Endometrial preparation protocols
In this study, different methods of endometrial preparation methods were
non-selectively and consecutively recorded, and used exposure variables
to observe the correlation with live birth rate and other clinical
outcomes. The type of endometrial preparation was determined by the
treating physician’s preference, based on patients’ characteristics. In
general, women with regular ovulation were allocated to natural cycles
(n=1676), while patients who were reluctant to frequently monitoring or
living far from the hospital were allocated to artificial cycles
(n=8057). The detailed protocols for NC and AC endometrial preparation
were described as follows:
1) Natural cycles for FET
Follicle monitoring began on day 8-10 of the menstrual cycle. When the
leading follicle reached a mean diameter of >17mm, serum
luteinizing hormone (LH) was <20 IU/L, 10000 IU of human
chorionic gonadotropin (hCG) was administered to trigger oocytes
ovulation. Ovulation was confirmed by transvaginal ultrasound the day
after hCG and the next day. When LH was >20 IU/L,
transvaginal ultrasound was performed every day until ovulation.
Artificial cycles for FET
In women treated with AC,
endometrial priming started on the fifth day of the menstrual cycle with
estradiol valerate (Progynova; Bayer Schering Pharma AG, Berlin,
Germany) orally administered at a dose of 6mg daily. After 10-12 days of
endometrial preparation, transvaginal ultrasound and progesterone level
were performed. In women with endometrial thickness >8mm
and serum progesterone (P) level <1.5ng/ml, intramuscular
progesterone at a dose of 60mg daily was administrated.

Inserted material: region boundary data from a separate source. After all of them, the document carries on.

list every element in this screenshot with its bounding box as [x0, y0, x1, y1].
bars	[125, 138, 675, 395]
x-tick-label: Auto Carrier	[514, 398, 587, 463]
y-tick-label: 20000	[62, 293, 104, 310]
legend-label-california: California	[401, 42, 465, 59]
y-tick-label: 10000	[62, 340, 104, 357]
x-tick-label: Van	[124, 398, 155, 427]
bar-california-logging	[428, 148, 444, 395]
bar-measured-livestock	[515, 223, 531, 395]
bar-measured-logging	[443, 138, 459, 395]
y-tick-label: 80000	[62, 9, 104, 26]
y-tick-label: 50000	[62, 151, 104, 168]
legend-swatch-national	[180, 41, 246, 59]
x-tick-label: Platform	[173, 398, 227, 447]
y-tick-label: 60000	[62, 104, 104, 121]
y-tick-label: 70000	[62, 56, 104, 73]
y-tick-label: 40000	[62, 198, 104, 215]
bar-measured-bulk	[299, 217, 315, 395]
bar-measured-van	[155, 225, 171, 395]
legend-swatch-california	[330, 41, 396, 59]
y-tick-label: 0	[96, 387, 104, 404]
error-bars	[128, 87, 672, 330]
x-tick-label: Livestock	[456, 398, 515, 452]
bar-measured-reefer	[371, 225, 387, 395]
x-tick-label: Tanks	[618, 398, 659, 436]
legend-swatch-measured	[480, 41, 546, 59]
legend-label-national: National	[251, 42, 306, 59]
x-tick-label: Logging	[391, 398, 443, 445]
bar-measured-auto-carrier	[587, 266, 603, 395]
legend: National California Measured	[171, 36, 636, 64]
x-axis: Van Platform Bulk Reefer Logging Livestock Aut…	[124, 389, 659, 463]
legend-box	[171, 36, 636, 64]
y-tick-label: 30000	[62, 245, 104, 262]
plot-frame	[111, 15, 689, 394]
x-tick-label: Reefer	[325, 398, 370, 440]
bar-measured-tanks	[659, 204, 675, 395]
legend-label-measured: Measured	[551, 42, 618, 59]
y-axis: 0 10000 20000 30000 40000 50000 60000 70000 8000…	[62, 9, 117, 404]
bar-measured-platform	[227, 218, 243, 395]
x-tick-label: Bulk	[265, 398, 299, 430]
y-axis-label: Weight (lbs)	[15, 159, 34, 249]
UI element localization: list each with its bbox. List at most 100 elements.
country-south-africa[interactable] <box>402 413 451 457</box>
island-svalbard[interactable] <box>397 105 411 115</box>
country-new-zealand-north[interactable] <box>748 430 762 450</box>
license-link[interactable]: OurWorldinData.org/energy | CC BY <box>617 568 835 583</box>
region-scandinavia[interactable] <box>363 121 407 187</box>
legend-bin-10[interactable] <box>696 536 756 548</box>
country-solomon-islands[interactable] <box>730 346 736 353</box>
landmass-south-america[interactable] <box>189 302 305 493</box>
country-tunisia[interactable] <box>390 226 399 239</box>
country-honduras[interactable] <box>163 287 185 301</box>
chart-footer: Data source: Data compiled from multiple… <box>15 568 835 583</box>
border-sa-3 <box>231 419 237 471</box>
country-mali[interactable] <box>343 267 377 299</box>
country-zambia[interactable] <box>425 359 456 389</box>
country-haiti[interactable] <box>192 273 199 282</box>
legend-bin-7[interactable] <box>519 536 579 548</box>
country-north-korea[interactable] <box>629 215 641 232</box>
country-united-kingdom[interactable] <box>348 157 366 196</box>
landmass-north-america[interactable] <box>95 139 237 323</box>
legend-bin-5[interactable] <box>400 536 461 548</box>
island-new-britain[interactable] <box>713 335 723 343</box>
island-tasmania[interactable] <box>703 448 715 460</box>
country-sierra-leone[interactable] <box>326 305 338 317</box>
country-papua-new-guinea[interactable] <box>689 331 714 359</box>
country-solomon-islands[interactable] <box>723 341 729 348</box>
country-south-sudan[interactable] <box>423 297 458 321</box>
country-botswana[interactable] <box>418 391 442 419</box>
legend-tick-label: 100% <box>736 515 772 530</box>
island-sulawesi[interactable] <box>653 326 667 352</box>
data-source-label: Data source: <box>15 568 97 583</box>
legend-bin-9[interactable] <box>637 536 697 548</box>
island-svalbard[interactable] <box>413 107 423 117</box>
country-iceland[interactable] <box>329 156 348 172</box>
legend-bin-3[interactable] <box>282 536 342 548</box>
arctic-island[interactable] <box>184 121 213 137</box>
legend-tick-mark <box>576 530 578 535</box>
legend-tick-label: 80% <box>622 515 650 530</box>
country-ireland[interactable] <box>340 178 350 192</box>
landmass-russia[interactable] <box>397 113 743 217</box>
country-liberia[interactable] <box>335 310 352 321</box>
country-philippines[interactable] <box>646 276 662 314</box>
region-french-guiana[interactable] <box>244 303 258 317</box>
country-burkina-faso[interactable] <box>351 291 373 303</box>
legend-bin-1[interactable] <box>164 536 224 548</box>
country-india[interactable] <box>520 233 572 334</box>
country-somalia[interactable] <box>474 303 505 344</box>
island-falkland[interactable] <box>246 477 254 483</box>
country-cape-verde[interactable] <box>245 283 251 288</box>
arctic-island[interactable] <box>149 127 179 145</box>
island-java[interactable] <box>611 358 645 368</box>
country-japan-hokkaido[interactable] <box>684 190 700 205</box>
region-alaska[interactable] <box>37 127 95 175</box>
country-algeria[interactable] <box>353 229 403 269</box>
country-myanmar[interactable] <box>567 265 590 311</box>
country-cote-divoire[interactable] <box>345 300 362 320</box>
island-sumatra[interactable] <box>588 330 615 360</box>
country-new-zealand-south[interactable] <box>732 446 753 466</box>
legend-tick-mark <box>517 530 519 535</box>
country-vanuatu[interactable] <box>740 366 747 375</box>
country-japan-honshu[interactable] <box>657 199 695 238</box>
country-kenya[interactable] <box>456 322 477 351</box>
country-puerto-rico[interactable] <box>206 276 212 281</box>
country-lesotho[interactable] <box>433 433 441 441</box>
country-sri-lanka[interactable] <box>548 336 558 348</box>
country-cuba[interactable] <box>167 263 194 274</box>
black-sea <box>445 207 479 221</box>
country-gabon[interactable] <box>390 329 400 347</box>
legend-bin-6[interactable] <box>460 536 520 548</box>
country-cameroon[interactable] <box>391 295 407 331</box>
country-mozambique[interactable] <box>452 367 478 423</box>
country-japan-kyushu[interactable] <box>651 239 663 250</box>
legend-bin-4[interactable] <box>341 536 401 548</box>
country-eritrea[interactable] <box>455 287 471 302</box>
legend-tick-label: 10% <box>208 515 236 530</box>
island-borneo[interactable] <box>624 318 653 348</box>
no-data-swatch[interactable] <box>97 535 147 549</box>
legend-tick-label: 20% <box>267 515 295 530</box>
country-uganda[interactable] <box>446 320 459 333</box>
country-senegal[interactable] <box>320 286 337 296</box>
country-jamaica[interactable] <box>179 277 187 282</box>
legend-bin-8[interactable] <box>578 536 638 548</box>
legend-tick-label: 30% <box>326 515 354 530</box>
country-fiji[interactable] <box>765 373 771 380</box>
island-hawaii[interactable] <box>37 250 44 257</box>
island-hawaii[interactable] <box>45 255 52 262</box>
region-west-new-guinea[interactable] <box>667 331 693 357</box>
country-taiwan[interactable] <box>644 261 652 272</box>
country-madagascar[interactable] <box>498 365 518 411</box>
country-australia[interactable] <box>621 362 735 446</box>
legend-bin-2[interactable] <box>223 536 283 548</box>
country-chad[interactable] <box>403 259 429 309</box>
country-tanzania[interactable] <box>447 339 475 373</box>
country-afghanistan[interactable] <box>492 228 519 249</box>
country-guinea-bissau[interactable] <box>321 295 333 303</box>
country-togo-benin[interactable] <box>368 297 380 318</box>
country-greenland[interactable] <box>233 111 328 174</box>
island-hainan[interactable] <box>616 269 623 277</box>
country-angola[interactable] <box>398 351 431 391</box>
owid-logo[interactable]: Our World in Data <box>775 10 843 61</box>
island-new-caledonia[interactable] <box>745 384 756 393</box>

The timing of FET was based on the
day of embryo freezing and the day of ovulation (i.e., 3 days after
ovulation for cleavage stage embryos and 5 days after ovulation for
blastocyst stage embryos). Triple-line endometrial pattern of
endometrium was classified as pattern A (a triple-line pattern
consisting of a central hyperechoic line surrounded by two hypoechoic
layers), pattern B (an intermediate isoechogenic pattern with the same
reflectivity as the surrounding myometrium and a poorly defined central
echogenic line), and pattern C (homogenous, hyperechogenic endometrium)8.